Innovative Flexible Near-Infrared Devices Created by Indian Researchers for Wearable Sensors
Click to start listening
New Delhi, Dec 12 (NationPress) Researchers at the Jawaharlal Nehru Centre for Advanced Scientific Research (JNCASR), located in Bengaluru, an autonomous institution under the Department of Science and Technology (DST), have created innovative flexible near-infrared plasmonic devices intended for wearable sensors and medical imaging technologies.
The research team has introduced a pioneering method to fabricate flexible near-infrared plasmonic devices using cost-effective scandium nitride (ScN) films.
According to the researchers, “This could transform the development of future optoelectronic devices, flexible sensors, and medical imaging instruments that depend on NIR light, by incorporating scalable and economical plasmonic materials,” as stated in their recent publication in the journal Nano Letters.
Plasmonics is an area that exploits the interaction between light and free electrons in metals to produce highly concentrated electromagnetic fields. Traditionally, plasmonic materials have been inflexible and have restricted design options. Many existing materials, such as gold or silver, not only tend to be expensive but also limit versatility.
This research is poised to impact a variety of sectors, ranging from telecommunications to biomedicine, providing a novel material basis for the creation of next-generation flexible and wearable plasmonic devices.
The team, led by Prof.
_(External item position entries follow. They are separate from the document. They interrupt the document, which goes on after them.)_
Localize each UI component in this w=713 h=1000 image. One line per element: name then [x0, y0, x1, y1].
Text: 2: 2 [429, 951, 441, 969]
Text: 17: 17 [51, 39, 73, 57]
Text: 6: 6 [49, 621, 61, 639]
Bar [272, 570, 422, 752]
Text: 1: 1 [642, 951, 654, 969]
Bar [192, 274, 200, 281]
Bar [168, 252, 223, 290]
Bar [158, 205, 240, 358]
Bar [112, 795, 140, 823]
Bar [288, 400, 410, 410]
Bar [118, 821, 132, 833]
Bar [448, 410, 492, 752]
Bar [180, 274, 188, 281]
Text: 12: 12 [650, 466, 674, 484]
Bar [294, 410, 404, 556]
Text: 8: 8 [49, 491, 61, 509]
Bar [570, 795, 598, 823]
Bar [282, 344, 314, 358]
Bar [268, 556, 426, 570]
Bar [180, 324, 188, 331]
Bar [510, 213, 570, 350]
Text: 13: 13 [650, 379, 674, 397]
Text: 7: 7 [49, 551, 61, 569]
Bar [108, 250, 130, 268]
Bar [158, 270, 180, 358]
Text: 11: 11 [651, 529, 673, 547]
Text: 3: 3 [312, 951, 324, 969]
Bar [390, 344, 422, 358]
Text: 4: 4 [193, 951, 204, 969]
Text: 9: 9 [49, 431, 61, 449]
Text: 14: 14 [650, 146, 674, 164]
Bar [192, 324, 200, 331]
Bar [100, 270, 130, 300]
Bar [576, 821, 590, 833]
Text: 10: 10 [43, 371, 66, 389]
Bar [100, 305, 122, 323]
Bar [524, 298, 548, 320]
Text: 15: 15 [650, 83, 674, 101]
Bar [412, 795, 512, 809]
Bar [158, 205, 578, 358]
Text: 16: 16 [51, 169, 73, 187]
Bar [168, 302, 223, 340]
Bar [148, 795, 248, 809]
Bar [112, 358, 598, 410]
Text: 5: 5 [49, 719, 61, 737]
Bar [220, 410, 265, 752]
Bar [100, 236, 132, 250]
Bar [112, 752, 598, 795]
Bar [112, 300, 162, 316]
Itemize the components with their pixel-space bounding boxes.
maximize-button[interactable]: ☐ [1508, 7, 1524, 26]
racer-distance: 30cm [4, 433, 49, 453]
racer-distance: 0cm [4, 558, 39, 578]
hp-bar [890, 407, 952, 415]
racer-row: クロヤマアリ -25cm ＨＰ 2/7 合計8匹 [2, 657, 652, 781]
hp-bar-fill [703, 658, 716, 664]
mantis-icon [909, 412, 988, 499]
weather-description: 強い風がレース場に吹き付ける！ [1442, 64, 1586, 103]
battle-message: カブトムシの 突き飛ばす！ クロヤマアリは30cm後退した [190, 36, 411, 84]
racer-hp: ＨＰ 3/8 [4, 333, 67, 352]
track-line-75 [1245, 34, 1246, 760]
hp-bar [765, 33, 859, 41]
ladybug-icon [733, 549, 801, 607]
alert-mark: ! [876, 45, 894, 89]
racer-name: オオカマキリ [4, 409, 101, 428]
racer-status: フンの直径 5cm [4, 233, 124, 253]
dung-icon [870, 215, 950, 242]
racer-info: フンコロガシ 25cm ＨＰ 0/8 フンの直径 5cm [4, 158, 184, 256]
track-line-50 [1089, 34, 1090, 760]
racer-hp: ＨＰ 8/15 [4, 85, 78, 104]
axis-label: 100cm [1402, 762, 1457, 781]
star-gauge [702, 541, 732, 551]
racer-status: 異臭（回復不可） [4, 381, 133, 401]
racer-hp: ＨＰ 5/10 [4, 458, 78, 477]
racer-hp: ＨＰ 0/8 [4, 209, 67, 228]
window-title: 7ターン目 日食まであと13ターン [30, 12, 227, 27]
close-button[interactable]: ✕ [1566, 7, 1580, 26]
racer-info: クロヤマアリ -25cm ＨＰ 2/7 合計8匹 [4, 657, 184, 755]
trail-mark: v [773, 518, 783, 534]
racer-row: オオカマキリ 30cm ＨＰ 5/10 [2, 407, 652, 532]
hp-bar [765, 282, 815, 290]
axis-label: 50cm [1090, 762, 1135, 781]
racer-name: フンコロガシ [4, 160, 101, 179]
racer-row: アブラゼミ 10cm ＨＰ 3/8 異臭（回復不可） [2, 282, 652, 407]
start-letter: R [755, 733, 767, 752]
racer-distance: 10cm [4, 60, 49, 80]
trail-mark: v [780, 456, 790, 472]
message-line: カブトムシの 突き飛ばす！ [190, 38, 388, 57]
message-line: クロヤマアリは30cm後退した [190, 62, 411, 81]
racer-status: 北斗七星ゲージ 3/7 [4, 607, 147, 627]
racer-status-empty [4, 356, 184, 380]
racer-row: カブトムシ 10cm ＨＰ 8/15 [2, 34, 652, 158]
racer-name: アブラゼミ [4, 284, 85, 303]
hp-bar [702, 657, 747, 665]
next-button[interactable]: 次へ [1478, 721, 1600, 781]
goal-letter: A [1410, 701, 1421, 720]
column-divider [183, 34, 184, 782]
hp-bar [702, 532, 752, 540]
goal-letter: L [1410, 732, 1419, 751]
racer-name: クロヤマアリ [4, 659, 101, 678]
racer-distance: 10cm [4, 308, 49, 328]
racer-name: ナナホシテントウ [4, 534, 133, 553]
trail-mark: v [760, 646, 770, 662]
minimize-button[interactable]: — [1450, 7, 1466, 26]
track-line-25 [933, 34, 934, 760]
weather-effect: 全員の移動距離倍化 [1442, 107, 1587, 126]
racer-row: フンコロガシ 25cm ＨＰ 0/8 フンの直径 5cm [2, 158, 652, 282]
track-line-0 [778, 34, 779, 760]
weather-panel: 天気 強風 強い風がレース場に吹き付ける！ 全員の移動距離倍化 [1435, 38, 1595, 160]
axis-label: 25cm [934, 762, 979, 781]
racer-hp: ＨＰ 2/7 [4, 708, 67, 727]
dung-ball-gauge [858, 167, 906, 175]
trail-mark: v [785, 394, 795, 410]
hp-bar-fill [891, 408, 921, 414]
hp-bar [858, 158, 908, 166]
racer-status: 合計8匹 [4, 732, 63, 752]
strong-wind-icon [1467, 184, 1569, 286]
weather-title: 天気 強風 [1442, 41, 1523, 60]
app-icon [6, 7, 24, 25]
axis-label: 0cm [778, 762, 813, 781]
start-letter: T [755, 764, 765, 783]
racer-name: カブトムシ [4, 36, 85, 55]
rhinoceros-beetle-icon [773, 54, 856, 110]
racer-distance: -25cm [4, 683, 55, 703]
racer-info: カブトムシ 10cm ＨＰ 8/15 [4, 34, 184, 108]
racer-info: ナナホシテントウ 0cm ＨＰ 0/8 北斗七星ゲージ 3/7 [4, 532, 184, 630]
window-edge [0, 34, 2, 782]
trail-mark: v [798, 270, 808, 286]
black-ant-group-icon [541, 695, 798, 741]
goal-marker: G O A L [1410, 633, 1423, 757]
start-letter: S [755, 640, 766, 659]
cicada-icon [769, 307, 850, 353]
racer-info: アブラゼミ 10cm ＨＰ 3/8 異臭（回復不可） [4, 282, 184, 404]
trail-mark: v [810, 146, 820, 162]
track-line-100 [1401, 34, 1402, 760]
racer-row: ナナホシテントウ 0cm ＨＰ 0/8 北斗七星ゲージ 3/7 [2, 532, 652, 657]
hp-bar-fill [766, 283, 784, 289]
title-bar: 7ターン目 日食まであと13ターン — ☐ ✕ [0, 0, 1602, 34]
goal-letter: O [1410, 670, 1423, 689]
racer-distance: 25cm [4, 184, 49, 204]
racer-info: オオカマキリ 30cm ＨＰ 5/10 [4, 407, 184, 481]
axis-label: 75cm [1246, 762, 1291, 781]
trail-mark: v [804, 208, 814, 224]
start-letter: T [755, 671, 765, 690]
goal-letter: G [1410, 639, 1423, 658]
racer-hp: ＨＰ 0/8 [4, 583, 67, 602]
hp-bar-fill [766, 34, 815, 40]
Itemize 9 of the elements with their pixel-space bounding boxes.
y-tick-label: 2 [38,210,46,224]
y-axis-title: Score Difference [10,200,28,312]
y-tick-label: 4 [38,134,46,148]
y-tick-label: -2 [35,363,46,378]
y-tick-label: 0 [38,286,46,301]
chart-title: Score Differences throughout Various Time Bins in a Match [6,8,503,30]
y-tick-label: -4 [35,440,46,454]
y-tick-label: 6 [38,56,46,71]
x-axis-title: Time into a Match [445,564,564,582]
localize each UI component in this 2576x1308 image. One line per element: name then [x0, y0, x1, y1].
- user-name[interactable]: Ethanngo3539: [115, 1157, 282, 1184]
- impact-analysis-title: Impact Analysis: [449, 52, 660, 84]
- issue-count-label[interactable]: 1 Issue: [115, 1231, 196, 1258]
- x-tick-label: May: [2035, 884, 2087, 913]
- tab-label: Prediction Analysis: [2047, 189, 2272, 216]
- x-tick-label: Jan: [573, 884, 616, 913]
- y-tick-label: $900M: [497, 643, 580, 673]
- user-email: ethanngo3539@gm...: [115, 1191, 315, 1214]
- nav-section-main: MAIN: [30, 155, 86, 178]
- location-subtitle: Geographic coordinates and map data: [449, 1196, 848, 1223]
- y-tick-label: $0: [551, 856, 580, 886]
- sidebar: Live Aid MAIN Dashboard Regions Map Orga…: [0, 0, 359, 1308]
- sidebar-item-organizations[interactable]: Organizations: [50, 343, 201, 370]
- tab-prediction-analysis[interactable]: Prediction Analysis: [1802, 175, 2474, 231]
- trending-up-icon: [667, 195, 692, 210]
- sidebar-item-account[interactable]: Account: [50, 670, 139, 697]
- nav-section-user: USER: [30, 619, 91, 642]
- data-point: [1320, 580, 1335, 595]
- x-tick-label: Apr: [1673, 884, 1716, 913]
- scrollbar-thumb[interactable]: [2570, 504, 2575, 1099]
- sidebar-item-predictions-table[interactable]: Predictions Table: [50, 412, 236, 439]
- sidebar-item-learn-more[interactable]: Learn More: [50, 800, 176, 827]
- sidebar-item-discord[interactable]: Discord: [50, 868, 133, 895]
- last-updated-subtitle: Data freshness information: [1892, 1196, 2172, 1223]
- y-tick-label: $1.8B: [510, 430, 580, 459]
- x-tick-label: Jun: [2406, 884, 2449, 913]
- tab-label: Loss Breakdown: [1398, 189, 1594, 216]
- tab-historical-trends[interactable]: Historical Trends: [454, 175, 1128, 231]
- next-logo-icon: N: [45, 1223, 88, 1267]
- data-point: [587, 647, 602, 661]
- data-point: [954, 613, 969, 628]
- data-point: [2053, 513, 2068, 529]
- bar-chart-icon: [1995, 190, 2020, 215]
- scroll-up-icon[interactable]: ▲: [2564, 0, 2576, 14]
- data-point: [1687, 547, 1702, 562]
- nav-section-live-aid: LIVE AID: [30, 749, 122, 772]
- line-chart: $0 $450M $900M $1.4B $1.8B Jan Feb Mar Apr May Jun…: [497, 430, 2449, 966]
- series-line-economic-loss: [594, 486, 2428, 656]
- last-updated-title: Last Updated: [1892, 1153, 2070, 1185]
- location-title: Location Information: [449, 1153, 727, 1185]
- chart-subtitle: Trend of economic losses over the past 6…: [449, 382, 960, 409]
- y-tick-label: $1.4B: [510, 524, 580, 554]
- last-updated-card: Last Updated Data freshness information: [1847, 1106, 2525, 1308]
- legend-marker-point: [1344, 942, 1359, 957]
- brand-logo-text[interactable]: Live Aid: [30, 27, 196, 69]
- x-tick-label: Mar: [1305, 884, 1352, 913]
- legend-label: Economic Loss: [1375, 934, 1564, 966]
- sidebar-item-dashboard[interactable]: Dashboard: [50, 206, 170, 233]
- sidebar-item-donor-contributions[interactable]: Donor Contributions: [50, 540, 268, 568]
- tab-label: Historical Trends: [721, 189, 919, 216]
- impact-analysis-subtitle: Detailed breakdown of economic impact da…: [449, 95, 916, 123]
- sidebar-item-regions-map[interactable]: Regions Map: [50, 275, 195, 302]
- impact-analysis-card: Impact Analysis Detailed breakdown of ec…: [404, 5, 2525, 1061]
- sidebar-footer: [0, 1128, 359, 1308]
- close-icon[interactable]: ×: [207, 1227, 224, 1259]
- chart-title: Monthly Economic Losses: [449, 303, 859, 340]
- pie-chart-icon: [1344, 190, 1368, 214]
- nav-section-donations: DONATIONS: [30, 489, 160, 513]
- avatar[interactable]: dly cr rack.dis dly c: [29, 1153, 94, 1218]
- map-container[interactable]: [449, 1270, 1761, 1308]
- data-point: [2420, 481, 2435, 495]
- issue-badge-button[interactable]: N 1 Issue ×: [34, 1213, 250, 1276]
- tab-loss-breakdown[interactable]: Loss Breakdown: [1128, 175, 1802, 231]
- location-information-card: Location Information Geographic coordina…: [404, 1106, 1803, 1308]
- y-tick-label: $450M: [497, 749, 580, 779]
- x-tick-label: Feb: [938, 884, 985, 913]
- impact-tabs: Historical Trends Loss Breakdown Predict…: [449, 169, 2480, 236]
Bivas Saha, showcased a technique to grow flexible plasmonic structures.
They successfully produced ScN layers that exhibit remarkable quality and flexibility by combining scandium nitride with van der Waals layer substrates, which are materials characterized by weak interlayer interactions. This breakthrough opens a new avenue in plasmonic materials research.
The findings also underscore the potential of scandium nitride as a viable plasmonic material for applications necessitating both flexibility and precision in near-infrared (NIR) optics.
“The stability of scandium nitride, coupled with its compatibility with van der Waals substrates, renders it a compelling candidate for the future of flexible electronics,” stated Saha.
“Our discoveries mark progress towards realizing advanced plasmonic devices that are not only high-performing but also adaptable to non-traditional applications,” he further added.
Saha’s team demonstrated that ScN is a robust material that not only supports NIR plasmonics but also maintains its performance under conditions of bending and flexing, positioning it as a leader in flexible device applications.